Everything is slow. Getting her up, or down, is a slow moving orchestrated event every time. In the hospital they asked if we had stairs. Ha! Yes. It's a two story house, with 13 steps before you get to the front door. Stairs are slow. Add into that the fact that we don't have handrails (I know, I know). I have to walk beside her, upstairs and down, so she can hold on to me. These are the easy things, though. The time spent in this state of limbo spools out slowly when the biggest activity is standing up and walking slowly to the kitchen.*
Surgery is fraught with risk and hazard. Cancer is fraught with fear and depression and hope. Families are fraught with history and obligation and love and regrets. All of this swirls around and through our days. Thank the Goddess for Hope. Otherwise... we would despair.
So, really, all things considered, she's doing pretty well! Ha! Actually, her incisions look pretty good. Flat, tight. Just how she wants them. With luck, they'll heal that way.
There's also the flip side of it all. She worries that she will look fat and ugly. I reassure her that her boobs did not make her beautiful, she is beautiful despite the fleshy appendages. She looks down and all she can see is her belly sticking too far forward. Yes, I agree, we need to work on getting in shape when she heals. That will be good for both us. There is a great deal of fear in an involuntary change to the body. Understandable, of course, but there's nothing I can do or say to change that. Will you look different? Yes. But you won't look unattractive. It's not a shallow or vain concern -- it's a process of coming to grips with this trauma to the body that changes a person inside and out. My role in this (as I see it) is to affirm and reassure while she begins to adjust to the change.**
I have taken the week off to stay home and help her navigate her way through the early days of recuperation. My hope is that she will be able to move herself around more easily each day. By the end of the week I expect her to be completely ambulatory and able to do most daily self care on her own. If she's not, I'll take a few more days. We've got some post-op appointments this week and I think those will be our big outings and biggest tests of mobility.

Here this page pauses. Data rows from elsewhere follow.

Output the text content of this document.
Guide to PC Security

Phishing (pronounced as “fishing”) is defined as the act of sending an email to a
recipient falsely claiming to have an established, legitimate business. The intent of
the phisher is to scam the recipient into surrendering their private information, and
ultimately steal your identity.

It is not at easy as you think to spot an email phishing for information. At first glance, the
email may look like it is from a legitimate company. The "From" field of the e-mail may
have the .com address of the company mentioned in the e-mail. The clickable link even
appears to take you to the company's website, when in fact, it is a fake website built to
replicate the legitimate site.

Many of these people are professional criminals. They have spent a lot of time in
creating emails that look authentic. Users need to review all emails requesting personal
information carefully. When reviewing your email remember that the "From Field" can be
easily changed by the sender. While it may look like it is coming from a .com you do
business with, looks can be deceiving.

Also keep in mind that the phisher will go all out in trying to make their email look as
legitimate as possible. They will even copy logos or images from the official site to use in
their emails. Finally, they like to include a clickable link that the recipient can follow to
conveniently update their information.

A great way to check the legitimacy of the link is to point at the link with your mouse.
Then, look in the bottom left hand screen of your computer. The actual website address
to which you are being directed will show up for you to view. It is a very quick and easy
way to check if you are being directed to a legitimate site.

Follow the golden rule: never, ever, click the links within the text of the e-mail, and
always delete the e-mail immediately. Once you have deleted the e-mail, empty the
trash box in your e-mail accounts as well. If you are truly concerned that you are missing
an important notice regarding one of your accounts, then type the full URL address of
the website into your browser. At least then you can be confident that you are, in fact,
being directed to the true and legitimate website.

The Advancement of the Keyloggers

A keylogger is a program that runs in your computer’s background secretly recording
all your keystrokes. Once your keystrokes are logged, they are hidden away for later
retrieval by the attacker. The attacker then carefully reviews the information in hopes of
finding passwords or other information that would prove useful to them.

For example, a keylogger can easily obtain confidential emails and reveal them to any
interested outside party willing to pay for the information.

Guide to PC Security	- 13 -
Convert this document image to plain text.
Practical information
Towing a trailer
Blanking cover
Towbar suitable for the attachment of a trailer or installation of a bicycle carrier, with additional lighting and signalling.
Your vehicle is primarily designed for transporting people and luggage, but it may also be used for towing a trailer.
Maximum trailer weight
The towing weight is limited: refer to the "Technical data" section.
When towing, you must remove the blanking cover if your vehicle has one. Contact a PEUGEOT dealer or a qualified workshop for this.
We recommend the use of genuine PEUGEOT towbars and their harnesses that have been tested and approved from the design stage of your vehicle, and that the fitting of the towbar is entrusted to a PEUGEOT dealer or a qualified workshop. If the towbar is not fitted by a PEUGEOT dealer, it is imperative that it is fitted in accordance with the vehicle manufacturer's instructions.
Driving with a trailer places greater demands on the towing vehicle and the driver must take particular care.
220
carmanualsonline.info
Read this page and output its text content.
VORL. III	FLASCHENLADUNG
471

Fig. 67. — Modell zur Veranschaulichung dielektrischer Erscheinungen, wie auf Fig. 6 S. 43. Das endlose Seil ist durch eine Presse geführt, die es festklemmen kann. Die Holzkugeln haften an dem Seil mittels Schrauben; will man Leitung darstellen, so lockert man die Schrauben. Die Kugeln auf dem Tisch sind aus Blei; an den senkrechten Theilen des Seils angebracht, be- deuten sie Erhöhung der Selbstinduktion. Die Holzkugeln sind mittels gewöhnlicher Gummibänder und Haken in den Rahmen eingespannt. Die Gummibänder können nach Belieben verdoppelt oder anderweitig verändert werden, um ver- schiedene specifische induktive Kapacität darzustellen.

Ok, that's all I've got for now. I have ten million chores to do before lunch, so I'd better get started. Thanks for following along.
*The slow moving time is T's. My time has been spent fetching and helping and cleaning (so much cleaning!) I have been moving like a whirlwind, like a dervish. Sunday should have been spent watching football and instead I dusted and vacuumed and swept and mopped and tidied, keeping an eye and an ear on the game when I could. Why, you ask, was there so much cleaning to do? Well, neither of us are good housekeepers and the week before surgery was full of pre-op appointments and family stuff. Then, when we were home afterwards, her sister wanted to come over after the Seahawks game. They are a judgy bunch and I didn't want to hear about it from them or even deal with the eye rolling. So, I cleaned like a maniac. At one point T looked over and said, 'There's a dust bunny by the couch.' I stopped what I was doing and said, 'Here are your choices: You can quietly stress about a dust bunny or you can piss off your partner. If you choose the latter, nothing else gets done in this house.' Because I'm a bitch like that. Oh, and the topper? Her sister texted and said she couldn't come over because she was drunk in a sports bar with her boyfriend. I will have much more to say about that later. In the end, the sister did come over -- later than we would have liked, about 8:30 last night. So very inconsiderate.
**I expect than when the shock of this has all worn off, and when we have lost some weight and toned up our flabby bodies, I expect that T will actually like her new shape. She has always wanted to have a flat chest and while it's hard to get it this way, I think she will be pleased. In the future. Not now.